With all of the buildup, and anticipation that comes with making it to the big stage at state finals it can be a very exciting time. However, Luce knows that there is a balance to be had between the excitement and the nerves when it comes to being prepared.

“I think it’s a huge balancing issue,” Luce said. “You want to celebrate your team, but at the same time, we’re still one game away from winning a state championship. We’re just trying to stay focused but also enjoy the moment.” 

It could be hard to maintain that focus under the bright lights of Gainbridge Fieldhouse, but all year the team has had the motto ‘just breathe’ in which they have worn on their warmup shirts.
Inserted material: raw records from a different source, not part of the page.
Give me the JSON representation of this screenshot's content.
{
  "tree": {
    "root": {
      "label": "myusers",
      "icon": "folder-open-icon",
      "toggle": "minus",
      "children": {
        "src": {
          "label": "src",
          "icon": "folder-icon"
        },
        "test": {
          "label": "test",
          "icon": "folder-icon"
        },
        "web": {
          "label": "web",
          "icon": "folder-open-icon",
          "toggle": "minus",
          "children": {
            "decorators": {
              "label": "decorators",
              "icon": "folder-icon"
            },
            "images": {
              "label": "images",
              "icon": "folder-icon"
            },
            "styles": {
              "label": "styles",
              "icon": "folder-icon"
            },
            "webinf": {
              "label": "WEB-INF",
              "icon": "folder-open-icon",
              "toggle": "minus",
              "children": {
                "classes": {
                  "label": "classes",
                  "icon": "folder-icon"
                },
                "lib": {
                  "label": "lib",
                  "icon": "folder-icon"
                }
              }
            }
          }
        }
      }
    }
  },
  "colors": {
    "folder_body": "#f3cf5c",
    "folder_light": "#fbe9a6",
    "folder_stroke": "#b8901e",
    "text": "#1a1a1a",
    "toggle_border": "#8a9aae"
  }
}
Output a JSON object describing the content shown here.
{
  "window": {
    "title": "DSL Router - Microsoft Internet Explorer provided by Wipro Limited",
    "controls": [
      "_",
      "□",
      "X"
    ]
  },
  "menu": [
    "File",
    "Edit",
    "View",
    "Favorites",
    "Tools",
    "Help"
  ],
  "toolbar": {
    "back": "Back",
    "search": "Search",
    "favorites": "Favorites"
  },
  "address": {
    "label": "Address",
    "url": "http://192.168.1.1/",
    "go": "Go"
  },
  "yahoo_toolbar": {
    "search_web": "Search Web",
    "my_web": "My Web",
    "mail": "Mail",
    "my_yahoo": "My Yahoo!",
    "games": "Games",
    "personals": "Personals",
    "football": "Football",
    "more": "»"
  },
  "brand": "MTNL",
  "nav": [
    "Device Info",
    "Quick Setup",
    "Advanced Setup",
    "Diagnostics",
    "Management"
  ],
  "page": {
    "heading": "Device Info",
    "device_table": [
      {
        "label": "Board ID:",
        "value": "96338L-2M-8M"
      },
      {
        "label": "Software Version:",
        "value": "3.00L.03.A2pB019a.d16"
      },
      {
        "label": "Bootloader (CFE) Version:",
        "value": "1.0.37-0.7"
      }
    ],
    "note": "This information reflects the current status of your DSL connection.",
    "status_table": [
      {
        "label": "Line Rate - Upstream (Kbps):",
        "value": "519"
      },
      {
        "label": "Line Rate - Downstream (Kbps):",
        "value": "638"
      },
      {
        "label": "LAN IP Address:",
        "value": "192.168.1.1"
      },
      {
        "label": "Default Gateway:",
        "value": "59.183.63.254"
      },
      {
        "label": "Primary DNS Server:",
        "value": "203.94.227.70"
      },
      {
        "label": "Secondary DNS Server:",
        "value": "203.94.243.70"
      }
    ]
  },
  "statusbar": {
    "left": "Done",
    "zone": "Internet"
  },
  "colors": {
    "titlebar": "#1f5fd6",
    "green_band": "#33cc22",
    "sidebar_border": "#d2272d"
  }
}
They’ve carried that mentality into every game this season, but on the biggest stage, they know it will be crucial.

Whenever we come out of the huddle and on the court we take a deep breath, enjoy the moment and just play our game,” Andrews said. 

No matter the end result of the game, it will be the last one of the season for the Raiders. But for the four seniors on the squad – Andrews, Nick Cook, Mason Barton, and Braisen Rainwaters – it will be the last time they put on a Wapahani jersey.

“It’s definitely bittersweet,” Barton said. “I’ve been thinking about how we only have a couple more practices in this gym and how I’m only going to get to walk out on the court one more time with these guys. It’s a lot to take in but [that moment] is going to be great.”